Le traumatisme de la Grande Guerre
La conférence intitulée « Les soldats alsaciens lorrains de la Grande Guerre dans la mémoire collective française » débute par un visionnage d’une allocution présidentielle assez récente, témoignant de la perception actuelle de l’image du soldat alsacien-lorrain. On peut entendre "La jeunesse a combattu sous l’uniforme allemand avec un cœur français".
De quelle façon s’est formé le souvenir de cette expérience de guerre sous l’uniforme allemand ? "C’est notre présent qui dicte comment intégrer l’histoire, propose Raphaël Georges. On s'est attaché aux faits d’armes, aux responsabilités des États, au détriment du vécu des soldats. L’histoire a sa propre histoire et donne l’occasion aux historiens d’établir des recherches sur l’évolution de la perception d’événements passés".
La mobilisation dans l’armée allemande, s’est produite sans trop de problème, hormis pour une minorité d’Alsaciens-Lorrains. Il n’y a pas eu de difficultés à redevenir français non plus.
Mais les autorités militaires allemandes se méfient de ces Alsaciens-Lorrains soupçonnés d’être trop attachés à la France. Ils font l’objet de mesures spéciales, éloignement sur le front Est, censure du courrier, permissions plus rares. Cette suspicion d’abord exprimée par le haut de la hiérarchie est reprise par les simples soldats allemands à l’encontre des Alsaciens Lorrains qui sont traités de « Franzosenkopf ». Face à cette déconsidération, ils commencent à former une force centrifuge, en opposition à leur engagement du début.

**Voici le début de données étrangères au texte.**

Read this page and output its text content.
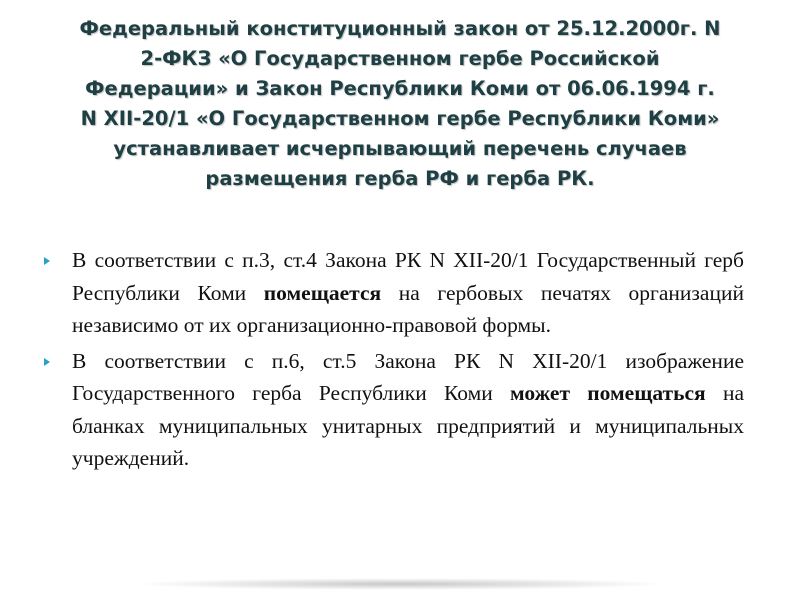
Федеральный конституционный закон от 25.12.2000г. N
2-ФКЗ «О Государственном гербе Российской
Федерации» и Закон Республики Коми от 06.06.1994 г.
N XII-20/1 «О Государственном гербе Республики Коми»
устанавливает исчерпывающий перечень случаев
размещения герба РФ и герба РК.
В соответствии с п.3, ст.4 Закона РК N XII-20/1 Государственный герб Республики Коми помещается на гербовых печатях организаций независимо от их организационно-правовой формы.
В соответствии с п.6, ст.5 Закона РК N XII-20/1 изображение Государственного герба Республики Коми может помещаться на бланках муниципальных унитарных предприятий и муниципальных учреждений.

En même temps, la France développe une propagande où il est affirmé qu’en cas de victoire française, les Lorrains réintégreront la France. Pour eux, cette promesse devient un horizon d’attente se concrétisant en horizon national français.

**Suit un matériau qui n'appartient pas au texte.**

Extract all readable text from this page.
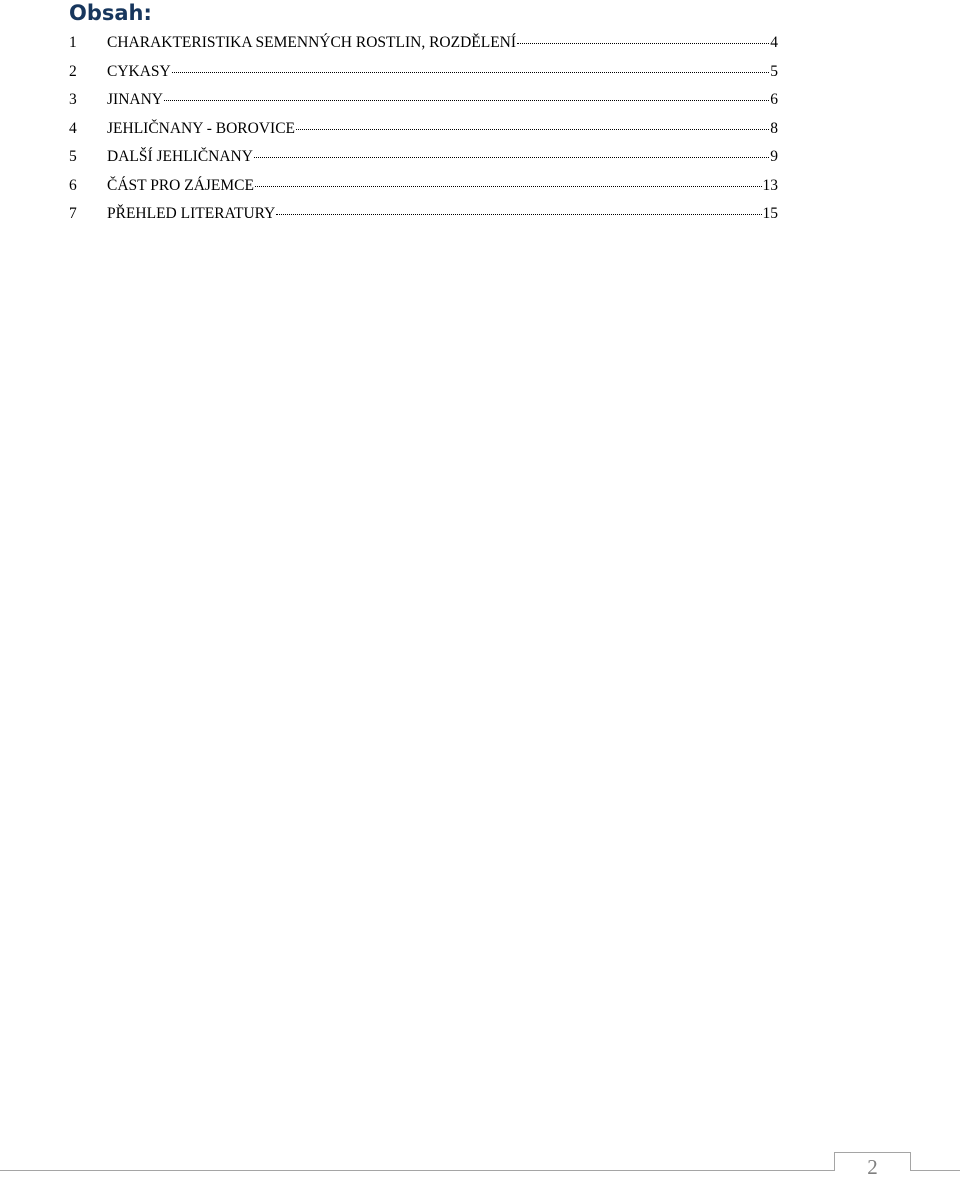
Obsah:
1	CHARAKTERISTIKA SEMENNÝCH ROSTLIN, ROZDĚLENÍ	4
2	CYKASY	5
3	JINANY	6
4	JEHLIČNANY - BOROVICE	8
5	DALŠÍ JEHLIČNANY	9
6	ČÁST PRO ZÁJEMCE	13
7	PŘEHLED LITERATURY	15
2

Que va-t-on inscrire comme épitaphe ?
L'Allemagne défaite, la plupart des Alsaciens-Lorrains, hormis les germanophiles convaincus, retournent dans leurs foyers. Comment se souvient-on de toute cette histoire ? Et Raphaël Georges de projeter différents supports qui ont participé à la mémoire de toute cette période. Cartes-postales, film patriotique, affiches, «unes » de journaux. L’État et l’Armée n’économisent pas les discours de propagande. On récite aux enfants l’histoire de Lisele et Seppele pleurant le départ du cousin Louis Müller et riant à l’histoire de l’Alsace racontée aux enfants est bien sûr cité.
Concernant les monuments aux morts, que va-t-on inscrire comme épitaphe ? Morts pour la France ? Impossible – « A nos morts » est l’épitaphe la plus employée. Les variantes cependant ne manquent pas mais on se soucie toujours de la neutralité. L’effet recherché consiste à oublier l’implication dans l’Armée allemande.
Et puis il y a les discours devant les monuments aux morts. L’unanimité consiste à intégrer les soldats lorrains dans la nation française.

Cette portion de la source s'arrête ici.